May
17
2006

Soccer Blog 2: Where to place your PK


Keeper: Image courtesy various visual stuff.

Earlier I wrote a blog post where mathematicians had determined that soccer was the most exciting sport to watch because the probability for an upset was higher than in other sports. In recent soccer related science research, Ken Bray, a theoretical physicist from the University of bath in England has conducted research to show that the areas near the top corners of the net are what he calls an “unsaveable zone”. To find this zone, Bray studied games from the past 50 years and applied his knowledge of physics, biology, and psychology to calculate the reach of a goalkeeper attempting to save a penalty kick. His advice for the goalkeepers? Move before the ball is kicked…which I think is cheating, so that would not be my advice!
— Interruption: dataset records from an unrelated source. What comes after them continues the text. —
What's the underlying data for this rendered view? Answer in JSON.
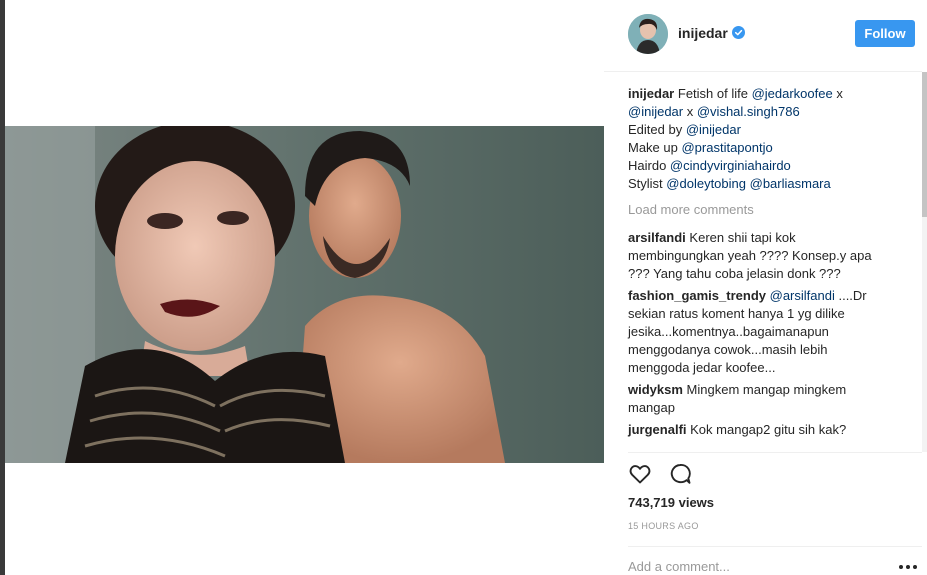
{
  "post": {
    "username": "inijedar",
    "follow_label": "Follow",
    "caption": {
      "author": "inijedar",
      "lines": [
        [
          {
            "t": "txt",
            "v": "Fetish of life "
          },
          {
            "t": "mention",
            "v": "@jedarkoofee"
          },
          {
            "t": "txt",
            "v": " x"
          }
        ],
        [
          {
            "t": "mention",
            "v": "@inijedar"
          },
          {
            "t": "txt",
            "v": " x "
          },
          {
            "t": "mention",
            "v": "@vishal.singh786"
          }
        ],
        [
          {
            "t": "txt",
            "v": "Edited by "
          },
          {
            "t": "mention",
            "v": "@inijedar"
          }
        ],
        [
          {
            "t": "txt",
            "v": "Make up "
          },
          {
            "t": "mention",
            "v": "@prastitapontjo"
          }
        ],
        [
          {
            "t": "txt",
            "v": "Hairdo "
          },
          {
            "t": "mention",
            "v": "@cindyvirginiahairdo"
          }
        ],
        [
          {
            "t": "txt",
            "v": "Stylist "
          },
          {
            "t": "mention",
            "v": "@doleytobing"
          },
          {
            "t": "txt",
            "v": " "
          },
          {
            "t": "mention",
            "v": "@barliasmara"
          }
        ]
      ]
    },
    "load_more_label": "Load more comments",
    "comments": [
      {
        "author": "arsilfandi",
        "lines": [
          [
            {
              "t": "txt",
              "v": "Keren shii tapi kok"
            }
          ],
          [
            {
              "t": "txt",
              "v": "membingungkan yeah ???? Konsep.y apa"
            }
          ],
          [
            {
              "t": "txt",
              "v": "??? Yang tahu coba jelasin donk ???"
            }
          ]
        ]
      },
      {
        "author": "fashion_gamis_trendy",
        "lines": [
          [
            {
              "t": "txt",
              "v": " "
            },
            {
              "t": "mention",
              "v": "@arsilfandi"
            },
            {
              "t": "txt",
              "v": " ....Dr"
            }
          ],
          [
            {
              "t": "txt",
              "v": "sekian ratus koment hanya 1 yg dilike"
            }
          ],
          [
            {
              "t": "txt",
              "v": "jesika...komentnya..bagaimanapun"
            }
          ],
          [
            {
              "t": "txt",
              "v": "menggodanya cowok...masih lebih"
            }
          ],
          [
            {
              "t": "txt",
              "v": "menggoda jedar koofee..."
            }
          ]
        ]
      },
      {
        "author": "widyksm",
        "lines": [
          [
            {
              "t": "txt",
              "v": "Mingkem mangap mingkem"
            }
          ],
          [
            {
              "t": "txt",
              "v": "mangap"
            }
          ]
        ]
      },
      {
        "author": "jurgenalfi",
        "lines": [
          [
            {
              "t": "txt",
              "v": "Kok mangap2 gitu sih kak?"
            }
          ]
        ]
      }
    ],
    "views": "743,719 views",
    "time_ago": "15 hours ago",
    "add_comment_placeholder": "Add a comment...",
    "icons": {
      "like": "heart-outline-icon",
      "comment": "speech-bubble-icon",
      "verified": "verified-badge-icon",
      "options": "more-dots-icon"
    },
    "colors": {
      "follow_button": "#3897f0",
      "mention": "#003569",
      "verified": "#3897f0",
      "muted": "#999999"
    }
  }
}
Bray also says that in 85% of penalty kicks, the direction in which the plant foot is the direction of the shot.

Dr. Bray has written a book on the science of soccer titled, “How to Score”.

Your Comments, Thoughts, Questions, Ideas

bryan kennedy's picture

I was a goalkeeper in high school and I remember endless debate among my teammates about this very subject. I ended up stressing about it so much that whenever we would practice PKs I would end up never being able to commit which way to dive.

So my coaches advice was to just pick a direction and go that way no matter what. 50% of the time I had a very good chance of blocking the goal. For me it was more mental than physical. Seems like the psychology of this one-on-one moment also deserves some good study.

I have always thought that PKs are kinda ridiculous. I mean its one thing in basketball when you get penalized by two or three points out of a hundred or so to determine a game. But in soccer, one point can pretty much determine the game. That's allot of pressure to put on one person in such a team sport....just my unscientific tangent.

posted on Wed, 05/17/2006 - 5:42pm
rodrigo villafan's picture
rodrigo villafan says:

You need to place the ball in the right or left side corner. Most goalies won't get it.